Toward the end of the twentieth century, feminists had begun reaching out to women around the world, and the feminist agenda began to take hold throughout Asian, African, and Latin American countries. Feminists in America and Europe, however, were still mostly educated, white, middle-class females who, while enjoying the gains established earlier in the movement, turned their attention to issues such as reproductive rights, forced marriage, or wearing of the hijab (head covering for Muslim women). However, these issues did not reflect what mattered most to women in developing countries whose daily lives were being impacted by war, famine, poverty, and disease, as well as other forms of female oppression, such as widow burning and forced clitorectomies. Despite these differences, global feminism has evolved around several key issues, including freedom from oppression and discrimination; equal access to economic, educational, and healthcare resources; and the power to control their own lives both inside and outside the home.
Following a brief period of conservative backlash against the feminist movement in the 1980s, it evolved yet again a decade later, creating a so-called “third-wave” of feminism. Many western feminists have maintained their focus on issues related to reproductive rights and freedoms, as well as employment discrimination, the “glass ceiling,” and other economic concerns. Third-wave feminism seeks change not through political action aimed at institutions but through personal empowerment and expression and also aims to spread feminist ideology into other areas of social and political activism, such as race relations, environmental conservation, AIDS education and awareness, and poverty reduction. These modern feminists choose to create a positive image of their sexuality, embracing their femininity and challenging the traditional gender classifications within their culture.

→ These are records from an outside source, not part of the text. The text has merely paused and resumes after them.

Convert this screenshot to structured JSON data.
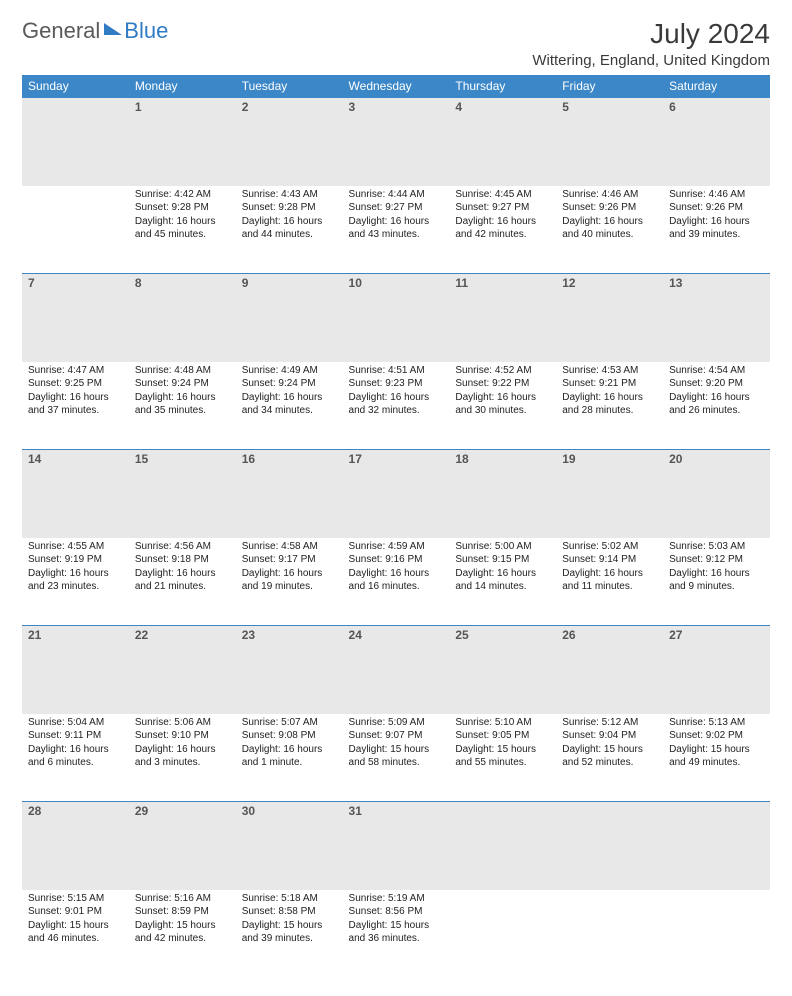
{
  "logo": {
    "general": "General",
    "blue": "Blue"
  },
  "header": {
    "month_year": "July 2024",
    "location": "Wittering, England, United Kingdom"
  },
  "colors": {
    "header_bg": "#3b87c8",
    "header_text": "#ffffff",
    "daynum_bg": "#e8e8e8",
    "daynum_text": "#555555",
    "body_text": "#222222",
    "rule": "#3b87c8",
    "logo_gray": "#5a5a5a",
    "logo_blue": "#2f7bc4",
    "page_bg": "#ffffff"
  },
  "typography": {
    "month_year_fontsize": 28,
    "location_fontsize": 15,
    "weekday_fontsize": 12,
    "daynum_fontsize": 12,
    "cell_fontsize": 10,
    "font_family": "Arial"
  },
  "weekdays": [
    "Sunday",
    "Monday",
    "Tuesday",
    "Wednesday",
    "Thursday",
    "Friday",
    "Saturday"
  ],
  "weeks": [
    [
      null,
      {
        "n": "1",
        "sunrise": "4:42 AM",
        "sunset": "9:28 PM",
        "daylight": "16 hours and 45 minutes."
      },
      {
        "n": "2",
        "sunrise": "4:43 AM",
        "sunset": "9:28 PM",
        "daylight": "16 hours and 44 minutes."
      },
      {
        "n": "3",
        "sunrise": "4:44 AM",
        "sunset": "9:27 PM",
        "daylight": "16 hours and 43 minutes."
      },
      {
        "n": "4",
        "sunrise": "4:45 AM",
        "sunset": "9:27 PM",
        "daylight": "16 hours and 42 minutes."
      },
      {
        "n": "5",
        "sunrise": "4:46 AM",
        "sunset": "9:26 PM",
        "daylight": "16 hours and 40 minutes."
      },
      {
        "n": "6",
        "sunrise": "4:46 AM",
        "sunset": "9:26 PM",
        "daylight": "16 hours and 39 minutes."
      }
    ],
    [
      {
        "n": "7",
        "sunrise": "4:47 AM",
        "sunset": "9:25 PM",
        "daylight": "16 hours and 37 minutes."
      },
      {
        "n": "8",
        "sunrise": "4:48 AM",
        "sunset": "9:24 PM",
        "daylight": "16 hours and 35 minutes."
      },
      {
        "n": "9",
        "sunrise": "4:49 AM",
        "sunset": "9:24 PM",
        "daylight": "16 hours and 34 minutes."
      },
      {
        "n": "10",
        "sunrise": "4:51 AM",
        "sunset": "9:23 PM",
        "daylight": "16 hours and 32 minutes."
      },
      {
        "n": "11",
        "sunrise": "4:52 AM",
        "sunset": "9:22 PM",
        "daylight": "16 hours and 30 minutes."
      },
      {
        "n": "12",
        "sunrise": "4:53 AM",
        "sunset": "9:21 PM",
        "daylight": "16 hours and 28 minutes."
      },
      {
        "n": "13",
        "sunrise": "4:54 AM",
        "sunset": "9:20 PM",
        "daylight": "16 hours and 26 minutes."
      }
    ],
    [
      {
        "n": "14",
        "sunrise": "4:55 AM",
        "sunset": "9:19 PM",
        "daylight": "16 hours and 23 minutes."
      },
      {
        "n": "15",
        "sunrise": "4:56 AM",
        "sunset": "9:18 PM",
        "daylight": "16 hours and 21 minutes."
      },
      {
        "n": "16",
        "sunrise": "4:58 AM",
        "sunset": "9:17 PM",
        "daylight": "16 hours and 19 minutes."
      },
      {
        "n": "17",
        "sunrise": "4:59 AM",
        "sunset": "9:16 PM",
        "daylight": "16 hours and 16 minutes."
      },
      {
        "n": "18",
        "sunrise": "5:00 AM",
        "sunset": "9:15 PM",
        "daylight": "16 hours and 14 minutes."
      },
      {
        "n": "19",
        "sunrise": "5:02 AM",
        "sunset": "9:14 PM",
        "daylight": "16 hours and 11 minutes."
      },
      {
        "n": "20",
        "sunrise": "5:03 AM",
        "sunset": "9:12 PM",
        "daylight": "16 hours and 9 minutes."
      }
    ],
    [
      {
        "n": "21",
        "sunrise": "5:04 AM",
        "sunset": "9:11 PM",
        "daylight": "16 hours and 6 minutes."
      },
      {
        "n": "22",
        "sunrise": "5:06 AM",
        "sunset": "9:10 PM",
        "daylight": "16 hours and 3 minutes."
      },
      {
        "n": "23",
        "sunrise": "5:07 AM",
        "sunset": "9:08 PM",
        "daylight": "16 hours and 1 minute."
      },
      {
        "n": "24",
        "sunrise": "5:09 AM",
        "sunset": "9:07 PM",
        "daylight": "15 hours and 58 minutes."
      },
      {
        "n": "25",
        "sunrise": "5:10 AM",
        "sunset": "9:05 PM",
        "daylight": "15 hours and 55 minutes."
      },
      {
        "n": "26",
        "sunrise": "5:12 AM",
        "sunset": "9:04 PM",
        "daylight": "15 hours and 52 minutes."
      },
      {
        "n": "27",
        "sunrise": "5:13 AM",
        "sunset": "9:02 PM",
        "daylight": "15 hours and 49 minutes."
      }
    ],
    [
      {
        "n": "28",
        "sunrise": "5:15 AM",
        "sunset": "9:01 PM",
        "daylight": "15 hours and 46 minutes."
      },
      {
        "n": "29",
        "sunrise": "5:16 AM",
        "sunset": "8:59 PM",
        "daylight": "15 hours and 42 minutes."
      },
      {
        "n": "30",
        "sunrise": "5:18 AM",
        "sunset": "8:58 PM",
        "daylight": "15 hours and 39 minutes."
      },
      {
        "n": "31",
        "sunrise": "5:19 AM",
        "sunset": "8:56 PM",
        "daylight": "15 hours and 36 minutes."
      },
      null,
      null,
      null
    ]
  ],
  "labels": {
    "sunrise": "Sunrise:",
    "sunset": "Sunset:",
    "daylight": "Daylight:"
  }
}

A fourth wave of feminism began to emerge in the late 2000s and early 2010s as the result of modern feminists’ increasing use of the Internet and online activism. Adopting various elements of the preceding waves, the fourth wave of feminism was driven primarily by the ability the Internet gives feminists to ”call out” misogyny and sexism and directly challenge it where it exists. Critics argued that the growing use of the Internet alone was not sufficient to delineate a new wave, and for this reason, there was, for a time, no consensus on whether a fourth wave of feminism had truly begun. However, the recent rise of movements such as #MeToo and “Time’s Up,” and the 2017 “Women’s March on Washington” have brought renewed focus on feminist concerns around sexual abuse and harassment.